In a decision that should surprise no one who has been paying attention, a D.C. federal district court judge has tossed out the timber industry’s lawsuit challenging the 2012 NFMA planning rule. Industry alleged a potpourri of substantive claims against the planning rule, but won’t get a chance to argue them. The judge dismissed industry’s complaint on standing grounds; thus, she did not rule on the merits of industry’s claims.
As to standing, her decision is simplicity itself and flows directly from the Supreme Court’s Ohio Forestry ruling, which found the Sierra Club could not challenge a forest plan’s timber management regime because the plan doesn’t decide to cut any particular trees. Actual tree cutting decisions are made in subsequent site-specific project decisions.

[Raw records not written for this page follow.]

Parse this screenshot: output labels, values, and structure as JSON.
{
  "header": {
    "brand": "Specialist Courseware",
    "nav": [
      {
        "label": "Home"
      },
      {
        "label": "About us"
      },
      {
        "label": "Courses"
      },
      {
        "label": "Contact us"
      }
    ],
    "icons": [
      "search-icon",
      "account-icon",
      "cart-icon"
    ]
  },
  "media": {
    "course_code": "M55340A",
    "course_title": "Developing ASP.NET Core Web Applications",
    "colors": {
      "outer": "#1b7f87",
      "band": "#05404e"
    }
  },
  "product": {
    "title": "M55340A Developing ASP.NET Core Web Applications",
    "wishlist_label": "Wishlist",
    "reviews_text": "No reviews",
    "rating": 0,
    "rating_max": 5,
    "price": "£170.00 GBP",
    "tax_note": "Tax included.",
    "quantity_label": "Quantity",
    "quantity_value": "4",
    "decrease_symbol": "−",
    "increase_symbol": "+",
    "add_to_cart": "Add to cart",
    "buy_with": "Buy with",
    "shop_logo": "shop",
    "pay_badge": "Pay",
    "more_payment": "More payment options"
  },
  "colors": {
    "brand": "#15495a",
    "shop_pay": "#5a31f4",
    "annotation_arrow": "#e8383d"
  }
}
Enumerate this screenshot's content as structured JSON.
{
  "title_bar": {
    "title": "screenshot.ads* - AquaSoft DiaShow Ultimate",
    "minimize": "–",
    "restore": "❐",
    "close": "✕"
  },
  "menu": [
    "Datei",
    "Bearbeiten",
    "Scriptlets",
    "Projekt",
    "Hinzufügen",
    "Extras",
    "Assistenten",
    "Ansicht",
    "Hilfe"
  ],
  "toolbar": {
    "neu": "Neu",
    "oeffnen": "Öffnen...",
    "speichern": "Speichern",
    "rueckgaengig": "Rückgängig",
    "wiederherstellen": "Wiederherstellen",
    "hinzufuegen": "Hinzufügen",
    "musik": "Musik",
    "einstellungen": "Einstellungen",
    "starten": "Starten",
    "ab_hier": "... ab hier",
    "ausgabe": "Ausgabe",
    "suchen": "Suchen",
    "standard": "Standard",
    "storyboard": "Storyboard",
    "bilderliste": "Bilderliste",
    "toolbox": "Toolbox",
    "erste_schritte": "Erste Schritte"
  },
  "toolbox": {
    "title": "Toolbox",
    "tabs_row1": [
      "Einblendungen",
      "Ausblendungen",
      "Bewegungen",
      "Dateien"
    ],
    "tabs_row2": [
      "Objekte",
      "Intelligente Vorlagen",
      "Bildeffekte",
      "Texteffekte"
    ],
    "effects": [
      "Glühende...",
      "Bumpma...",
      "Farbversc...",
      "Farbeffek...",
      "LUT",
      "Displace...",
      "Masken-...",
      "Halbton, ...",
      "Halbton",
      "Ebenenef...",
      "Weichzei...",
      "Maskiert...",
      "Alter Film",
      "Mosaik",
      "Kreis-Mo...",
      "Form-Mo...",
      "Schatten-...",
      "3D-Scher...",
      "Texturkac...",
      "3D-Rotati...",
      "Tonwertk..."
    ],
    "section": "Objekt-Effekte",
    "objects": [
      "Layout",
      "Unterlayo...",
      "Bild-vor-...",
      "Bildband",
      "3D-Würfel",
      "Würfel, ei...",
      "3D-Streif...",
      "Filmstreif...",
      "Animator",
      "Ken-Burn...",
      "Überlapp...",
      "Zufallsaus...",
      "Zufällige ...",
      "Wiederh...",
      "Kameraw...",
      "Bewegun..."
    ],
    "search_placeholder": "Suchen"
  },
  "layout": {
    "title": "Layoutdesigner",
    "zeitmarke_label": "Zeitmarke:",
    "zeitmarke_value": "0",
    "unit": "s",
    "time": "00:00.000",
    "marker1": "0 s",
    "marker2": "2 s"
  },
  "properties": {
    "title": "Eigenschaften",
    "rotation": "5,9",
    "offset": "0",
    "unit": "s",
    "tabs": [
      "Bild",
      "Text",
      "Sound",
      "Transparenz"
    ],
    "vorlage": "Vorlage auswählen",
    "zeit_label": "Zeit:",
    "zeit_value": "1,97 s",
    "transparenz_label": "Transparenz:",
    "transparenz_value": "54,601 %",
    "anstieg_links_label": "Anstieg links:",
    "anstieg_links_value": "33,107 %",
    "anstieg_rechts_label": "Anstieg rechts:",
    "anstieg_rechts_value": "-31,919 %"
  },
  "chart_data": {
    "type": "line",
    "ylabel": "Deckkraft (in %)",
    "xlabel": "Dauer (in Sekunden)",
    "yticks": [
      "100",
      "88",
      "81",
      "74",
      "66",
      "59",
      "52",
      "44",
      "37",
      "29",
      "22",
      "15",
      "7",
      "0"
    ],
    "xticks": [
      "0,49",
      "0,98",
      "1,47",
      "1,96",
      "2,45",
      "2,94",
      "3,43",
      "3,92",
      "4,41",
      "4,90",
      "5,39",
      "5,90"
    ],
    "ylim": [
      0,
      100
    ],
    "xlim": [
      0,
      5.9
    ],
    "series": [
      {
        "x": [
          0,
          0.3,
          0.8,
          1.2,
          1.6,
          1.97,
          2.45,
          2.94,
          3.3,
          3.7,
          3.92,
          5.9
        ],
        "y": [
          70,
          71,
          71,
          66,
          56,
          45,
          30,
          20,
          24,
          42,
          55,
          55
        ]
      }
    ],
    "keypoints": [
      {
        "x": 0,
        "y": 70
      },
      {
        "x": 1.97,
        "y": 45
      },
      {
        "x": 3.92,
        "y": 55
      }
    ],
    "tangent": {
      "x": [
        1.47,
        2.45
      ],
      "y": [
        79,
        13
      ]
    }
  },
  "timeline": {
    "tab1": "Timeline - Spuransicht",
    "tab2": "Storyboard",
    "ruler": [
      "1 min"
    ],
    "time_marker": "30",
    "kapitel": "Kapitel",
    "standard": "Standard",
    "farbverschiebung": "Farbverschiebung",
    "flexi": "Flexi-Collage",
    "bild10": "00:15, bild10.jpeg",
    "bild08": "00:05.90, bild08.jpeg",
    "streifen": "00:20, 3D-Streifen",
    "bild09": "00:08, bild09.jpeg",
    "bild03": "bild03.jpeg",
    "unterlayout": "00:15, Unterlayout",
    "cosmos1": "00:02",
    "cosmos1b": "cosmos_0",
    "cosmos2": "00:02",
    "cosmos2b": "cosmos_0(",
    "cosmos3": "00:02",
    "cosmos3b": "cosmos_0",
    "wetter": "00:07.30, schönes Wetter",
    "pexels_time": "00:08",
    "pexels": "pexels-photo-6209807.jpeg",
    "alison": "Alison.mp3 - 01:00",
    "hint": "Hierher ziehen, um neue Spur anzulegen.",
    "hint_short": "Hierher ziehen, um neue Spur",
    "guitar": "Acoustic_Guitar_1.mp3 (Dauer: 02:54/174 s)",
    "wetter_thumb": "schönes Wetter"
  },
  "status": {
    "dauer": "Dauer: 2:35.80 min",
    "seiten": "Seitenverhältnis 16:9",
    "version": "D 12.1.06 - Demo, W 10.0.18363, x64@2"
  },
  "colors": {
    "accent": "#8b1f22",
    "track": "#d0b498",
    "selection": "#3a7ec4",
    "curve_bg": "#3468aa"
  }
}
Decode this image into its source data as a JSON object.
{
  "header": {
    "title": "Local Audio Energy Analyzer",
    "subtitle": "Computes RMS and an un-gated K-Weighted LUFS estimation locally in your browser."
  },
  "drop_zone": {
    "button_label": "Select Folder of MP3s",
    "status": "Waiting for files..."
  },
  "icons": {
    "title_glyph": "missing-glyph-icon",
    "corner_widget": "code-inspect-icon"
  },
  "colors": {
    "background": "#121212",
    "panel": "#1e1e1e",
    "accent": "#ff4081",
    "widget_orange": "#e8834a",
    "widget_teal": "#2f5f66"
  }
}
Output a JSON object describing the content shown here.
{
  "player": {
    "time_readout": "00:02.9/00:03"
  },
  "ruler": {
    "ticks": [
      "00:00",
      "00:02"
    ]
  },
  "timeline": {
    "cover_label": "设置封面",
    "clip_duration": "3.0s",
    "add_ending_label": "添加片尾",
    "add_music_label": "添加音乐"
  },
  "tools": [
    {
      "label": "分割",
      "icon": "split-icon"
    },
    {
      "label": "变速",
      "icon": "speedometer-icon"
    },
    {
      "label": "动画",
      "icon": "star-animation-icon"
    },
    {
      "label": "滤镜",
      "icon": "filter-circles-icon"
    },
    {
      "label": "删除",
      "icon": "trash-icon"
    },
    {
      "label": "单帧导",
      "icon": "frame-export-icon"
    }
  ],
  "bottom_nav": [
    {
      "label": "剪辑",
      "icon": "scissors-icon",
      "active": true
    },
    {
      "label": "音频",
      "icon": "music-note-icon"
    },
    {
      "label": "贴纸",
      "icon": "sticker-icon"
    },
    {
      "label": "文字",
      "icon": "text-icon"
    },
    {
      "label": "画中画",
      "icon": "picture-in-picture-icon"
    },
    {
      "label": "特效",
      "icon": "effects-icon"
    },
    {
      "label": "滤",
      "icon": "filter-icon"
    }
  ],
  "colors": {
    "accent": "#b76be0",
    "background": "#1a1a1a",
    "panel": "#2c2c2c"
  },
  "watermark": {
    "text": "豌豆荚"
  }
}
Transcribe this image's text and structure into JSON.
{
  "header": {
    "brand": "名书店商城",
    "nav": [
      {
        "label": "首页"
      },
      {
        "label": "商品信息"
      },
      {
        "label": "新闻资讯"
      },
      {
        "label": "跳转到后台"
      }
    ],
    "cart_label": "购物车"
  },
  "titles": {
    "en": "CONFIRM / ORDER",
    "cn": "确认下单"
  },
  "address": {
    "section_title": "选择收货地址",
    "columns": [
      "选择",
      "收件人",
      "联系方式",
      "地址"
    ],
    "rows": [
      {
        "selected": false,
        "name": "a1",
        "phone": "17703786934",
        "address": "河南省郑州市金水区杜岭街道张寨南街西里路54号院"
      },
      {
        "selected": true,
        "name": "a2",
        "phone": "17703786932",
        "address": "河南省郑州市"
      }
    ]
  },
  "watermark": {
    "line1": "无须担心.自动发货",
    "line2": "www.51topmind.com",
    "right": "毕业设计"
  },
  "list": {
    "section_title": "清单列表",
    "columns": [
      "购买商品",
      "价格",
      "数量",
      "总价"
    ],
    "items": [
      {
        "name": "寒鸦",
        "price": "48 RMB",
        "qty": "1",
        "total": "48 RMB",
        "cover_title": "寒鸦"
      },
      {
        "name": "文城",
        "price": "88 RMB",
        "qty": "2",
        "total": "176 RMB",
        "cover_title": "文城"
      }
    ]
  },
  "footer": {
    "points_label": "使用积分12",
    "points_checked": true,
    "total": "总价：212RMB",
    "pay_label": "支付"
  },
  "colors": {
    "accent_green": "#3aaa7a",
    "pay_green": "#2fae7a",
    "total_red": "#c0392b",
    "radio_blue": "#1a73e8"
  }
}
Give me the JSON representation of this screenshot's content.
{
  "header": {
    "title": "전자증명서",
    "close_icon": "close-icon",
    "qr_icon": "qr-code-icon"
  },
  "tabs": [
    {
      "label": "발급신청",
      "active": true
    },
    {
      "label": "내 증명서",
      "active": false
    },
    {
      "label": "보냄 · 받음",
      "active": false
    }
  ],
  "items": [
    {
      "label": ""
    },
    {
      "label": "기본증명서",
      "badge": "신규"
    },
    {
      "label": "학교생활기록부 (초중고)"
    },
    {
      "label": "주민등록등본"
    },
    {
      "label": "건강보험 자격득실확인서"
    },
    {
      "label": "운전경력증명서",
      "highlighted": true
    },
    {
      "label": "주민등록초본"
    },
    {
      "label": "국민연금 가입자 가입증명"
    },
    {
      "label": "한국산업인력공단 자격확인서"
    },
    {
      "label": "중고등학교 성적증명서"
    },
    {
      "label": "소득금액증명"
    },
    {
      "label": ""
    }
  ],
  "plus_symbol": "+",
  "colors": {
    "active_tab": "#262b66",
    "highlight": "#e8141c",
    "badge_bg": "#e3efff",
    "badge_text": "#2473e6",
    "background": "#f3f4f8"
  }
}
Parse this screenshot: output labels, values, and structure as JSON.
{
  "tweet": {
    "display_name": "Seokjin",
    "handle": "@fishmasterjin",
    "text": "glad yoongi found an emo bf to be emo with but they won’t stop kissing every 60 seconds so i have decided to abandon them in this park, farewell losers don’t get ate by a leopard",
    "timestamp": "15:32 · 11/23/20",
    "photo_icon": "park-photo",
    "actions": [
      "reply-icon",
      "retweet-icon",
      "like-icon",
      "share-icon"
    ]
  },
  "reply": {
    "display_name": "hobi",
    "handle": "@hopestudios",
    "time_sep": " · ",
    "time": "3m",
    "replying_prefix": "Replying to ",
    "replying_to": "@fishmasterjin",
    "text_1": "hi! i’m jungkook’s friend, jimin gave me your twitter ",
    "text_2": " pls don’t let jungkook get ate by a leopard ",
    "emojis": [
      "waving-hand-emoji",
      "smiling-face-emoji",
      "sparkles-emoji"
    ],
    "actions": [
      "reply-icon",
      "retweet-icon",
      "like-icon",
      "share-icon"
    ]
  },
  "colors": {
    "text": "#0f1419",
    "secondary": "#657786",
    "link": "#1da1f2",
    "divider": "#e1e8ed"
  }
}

Similarly, the 2012 planning rule doesn’t decide to log or to protect from logging any particular national forest acre. The tree cutting and forest protecting decisions are made in subsequent forest plans and projects. Whether more or fewer trees will be cut under the 2012 planning rule is pure conjecture, says the judge, and thus cannot be the cause of the various injuries the timber industry claims. Industry had claimed that the 2012 planning rule will mean fewer trees cut, injuring it economically. And that less logging would mean more fires, injuring the recreational interests of off-road vehicle users. The judge wasn’t buying it.